$12.7M demolition of Allentown State Hospital begins

Stacy Wescoe//May 14, 2020

$12.7M demolition of Allentown State Hospital begins

Stacy Wescoe//May 14, 2020

Starting immediately, a Gilbertsville demolition firm will begin taking down the buildings and structures of the Allentown State Hospital property. (PHOTO/FILE) –


Demolition work is beginning at the former Allentown State Hospital on Hanover Avenue in East Allentown.

Troy Thompson, spokesman for the Pennsylvania Department of General Services, which oversees the property, said the initial job conference was held Wednesday. That’s the official first step of the project and work can now begin.

Thompson said the initial work will be securing the site and prep work to the interiors and exteriors of the 44 structures on the more than 200-acre property.

“The campus has a lot of older building and asbestos is an issue,” he said.

He noted that passers-by won’t be noticing a lot of changes initially.

“You won’t see a building coming down anytime soon, even though the work is beginning immediately,” Thompson said.

The entire demolition project, which is being managed by Neuber Environmental Services Inc. of Gilbertsville, is expected to take around 540 days, which sets an estimated completion date of November 2021.

The demolition will cost about $12.7 million.

The demolition of the historic buildings on the property does not come without controversy.

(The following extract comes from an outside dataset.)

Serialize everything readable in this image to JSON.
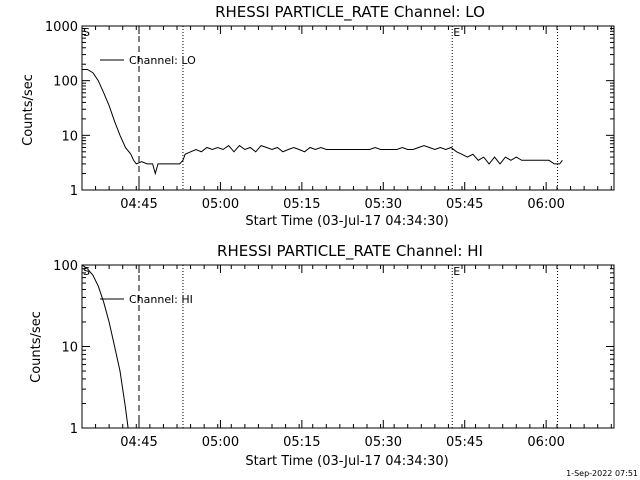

There were numerous protests and petitions and even a lawsuit seeking to save the buildings, some of which were recently featured in M. Night Shyamalan’s 2019 film, “Glass.”

The buildings had stood vacant since closing in 2010 and the state was not able to find a buyer for the property.

The state decided the property would be easier to sell if the aging properties on it were demolished and the property was sold as green space.

After the buildings are demolished the state Department of General Services would begin the bidding process for developers who seek to purchase the property.

A committee was established by the state to oversee the bidding process so that the proposals are chosen for the impact they will have on the community as well as the dollar amount of the bid.

Local developers and elected officials have suggested uses ranging from light industrial to apartments.